Hay algo duro y esencial, en la austeridad del gran cine nórdico. Pasa con Dreyer, por supuesto con el gigante Bergman, incluso con el iconoclasta Lars Von Trier. De todos ellos bebe el director islandés Hlynur Pálmason (“Un blanco, blanco día”) en esta magnífica “Godland”, película casi de otra era, a contracorriente de bobadas posmodernas tipo “Barbie” o de brillantes espectáculos pirotécnicos hollywoodienses como “Oppenheimer”, y que ha compensado un poco el páramo de la taquilla veraniega. Claro que propuestas como la suya no son fáciles en esta era de topicazos y planos de todo a cien que duran menos de un segundo, pero sus imágenes impregnadas de severidad protestante recuperan trascendencia para una forma de arte tan devaluada por pura acumulación. El relativo esfuerzo merece mucho la pena.
Es admirable que un país que reúne apenas a un cuarto de millón de personas alumbre tal cantidad de músicos, escritores y cineastas con algo que decir. En ello tiene que ver su ética de trabajo, sin duda, pero también precisamente la belleza inhóspita de aquella isla en los confines del mundo. Que es el gran tema del filme. Presentado con éxito en la edición de Cannes y rodado en formato 4:3 de celuloide Kodak, “Godland” narra la odisea de un párroco danés que viaja a una remota aldea islandesa a construir su iglesia, a finales del siglo XIX, en los albores de la fotografía. Parte Palmason de una invención de cosecha propia –el supuesto descubrimiento de las primeras instantáneas de paisanos de aquel país remoto– para desarrollar una cruda reflexión sobre la insignificancia e impotencia del ser humano ante las fuerzas naturales (o Dios, si nos ponemos metafísicos). Es un truco hábil para darle a su filme una rigurosidad histórica sólo al alcance de enfermos del rigor histórico como Robert Eggers.

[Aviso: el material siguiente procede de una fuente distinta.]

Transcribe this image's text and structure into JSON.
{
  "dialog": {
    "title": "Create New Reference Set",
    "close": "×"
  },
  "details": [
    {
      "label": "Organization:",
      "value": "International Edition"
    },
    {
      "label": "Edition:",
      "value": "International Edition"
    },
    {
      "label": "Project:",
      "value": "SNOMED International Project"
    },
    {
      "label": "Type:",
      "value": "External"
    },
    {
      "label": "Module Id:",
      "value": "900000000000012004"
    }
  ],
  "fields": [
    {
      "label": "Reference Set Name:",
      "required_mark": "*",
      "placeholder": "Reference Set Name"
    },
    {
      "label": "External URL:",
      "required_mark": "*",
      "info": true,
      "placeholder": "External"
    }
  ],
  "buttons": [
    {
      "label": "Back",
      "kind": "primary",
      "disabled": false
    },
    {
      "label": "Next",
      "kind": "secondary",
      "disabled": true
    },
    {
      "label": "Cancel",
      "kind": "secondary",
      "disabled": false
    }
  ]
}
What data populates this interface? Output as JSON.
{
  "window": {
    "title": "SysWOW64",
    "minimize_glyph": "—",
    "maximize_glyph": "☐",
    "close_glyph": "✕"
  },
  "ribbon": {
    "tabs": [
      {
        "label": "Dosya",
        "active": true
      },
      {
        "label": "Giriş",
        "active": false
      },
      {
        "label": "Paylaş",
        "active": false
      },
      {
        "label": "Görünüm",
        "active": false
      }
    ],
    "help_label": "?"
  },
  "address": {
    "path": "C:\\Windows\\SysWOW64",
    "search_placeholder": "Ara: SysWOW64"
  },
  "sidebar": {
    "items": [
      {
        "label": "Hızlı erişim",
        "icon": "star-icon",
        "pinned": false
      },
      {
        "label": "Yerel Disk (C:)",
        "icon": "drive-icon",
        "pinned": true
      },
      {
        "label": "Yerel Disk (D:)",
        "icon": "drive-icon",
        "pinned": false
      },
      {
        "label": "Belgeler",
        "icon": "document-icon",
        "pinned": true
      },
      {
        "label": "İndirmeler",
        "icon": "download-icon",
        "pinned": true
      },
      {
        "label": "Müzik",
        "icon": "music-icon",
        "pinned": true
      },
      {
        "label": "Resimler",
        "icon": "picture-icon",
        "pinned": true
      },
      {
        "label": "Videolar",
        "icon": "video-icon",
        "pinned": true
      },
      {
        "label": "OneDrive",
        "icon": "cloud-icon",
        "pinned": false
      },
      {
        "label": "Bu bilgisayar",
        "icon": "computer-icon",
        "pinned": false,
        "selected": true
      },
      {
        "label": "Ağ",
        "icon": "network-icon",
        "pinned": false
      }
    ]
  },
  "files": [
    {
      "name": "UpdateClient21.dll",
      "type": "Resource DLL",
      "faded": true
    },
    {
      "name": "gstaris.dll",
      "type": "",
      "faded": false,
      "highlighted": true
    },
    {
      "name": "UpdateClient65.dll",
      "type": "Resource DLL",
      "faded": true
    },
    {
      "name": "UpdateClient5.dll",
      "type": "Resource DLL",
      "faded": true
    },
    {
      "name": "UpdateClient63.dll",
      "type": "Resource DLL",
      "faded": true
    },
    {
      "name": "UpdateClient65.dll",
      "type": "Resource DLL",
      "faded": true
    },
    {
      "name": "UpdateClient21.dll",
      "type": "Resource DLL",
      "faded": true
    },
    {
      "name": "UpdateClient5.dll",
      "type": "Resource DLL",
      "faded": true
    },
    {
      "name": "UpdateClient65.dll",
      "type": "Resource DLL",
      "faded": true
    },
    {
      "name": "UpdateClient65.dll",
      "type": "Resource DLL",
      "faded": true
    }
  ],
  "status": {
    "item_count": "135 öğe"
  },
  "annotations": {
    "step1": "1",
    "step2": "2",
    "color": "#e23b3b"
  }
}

El equipo de producción apuesta por un realismo descarnado, haciendo un uso majestuoso de los imponentes paisajes desnudos de la isla –de un precioso y amenazador páramo volcánico a vertiginosas cascadas, los glaciares y la tundra–, que durante el tortuoso viaje del religioso se filman en todo su terrible esplendor. No lo debieron tener nada fácil los noruegos que emigraron en su día a esa isla dejada de la mano de Dios (el título en danés se refiere precisamente a esto). El fantasma de Werner Herzog asoma en escenas asombrosas, como la del paso por la montaña de los caballos encabritados, momentos que, como el de la oveja desollada o el de las gallinas a punto de caer bajo el cuchillo, pondrá de los nervios a urbanitas despistados de estómago débil.
El uso de la música –minimalista y quebrada–, recuerda al de la inmortal “Apocalypse Now”, uno de cuyos temas principales era también precisamente el combate desigual entre el hombre y las colosales fuerzas naturales que lo minan hasta animalizarlo y, finalmente, destruirlo. El largometraje, sin un átomo de CGI y repleto de planos largos y contemplativos, nos redescubre el poder narrativo de ese cine que recoge la grandeza de lo natural sin adulteraciones baratas de posproducción. No ha tenido que ser nada fácil rodar planos como el del caballo muerto que se va descomponiendo.
Y no elude Pálmason, todo lo contrario, asuntos que deben ser todavía espinosos, como la relación entre Dinamarca y los indómitos habitantes del que fue su territorio (el filme se cierra de forma irónicamente poderosa con el himno romántico de aquel país), condensada en la tortuosa relación entre el párroco y su guía en el viaje; clave, por cierto, en el desenlace. Su mirada respecto al poco simpático protagonista (un poco como los anti-héroes complejos de Kubrick) y los recios lugareños no es complaciente, aunque las rebeldes hijas del terrateniente salgan mejor paradas.
Para rematar la fuerza telúrica de la película, el cineasta (que no cumple los cuarenta) hace un uso tan inteligente como fascinante de las leyendas y las canciones locales –preciosa la larga escena con toma circular de la boda– de esa tierra ancestral que en cierto momento estuvo a punto de quedarse sin población humana, como cuentan los museos locales sin pasarse de dramatismo. No es de extrañar que los escasos lugareños hayan desarrollado ese carácter alérgico a las tonterías que también beneficia una propuesta que no por tratar un tema clásico deja de tener una poderosa entidad propia.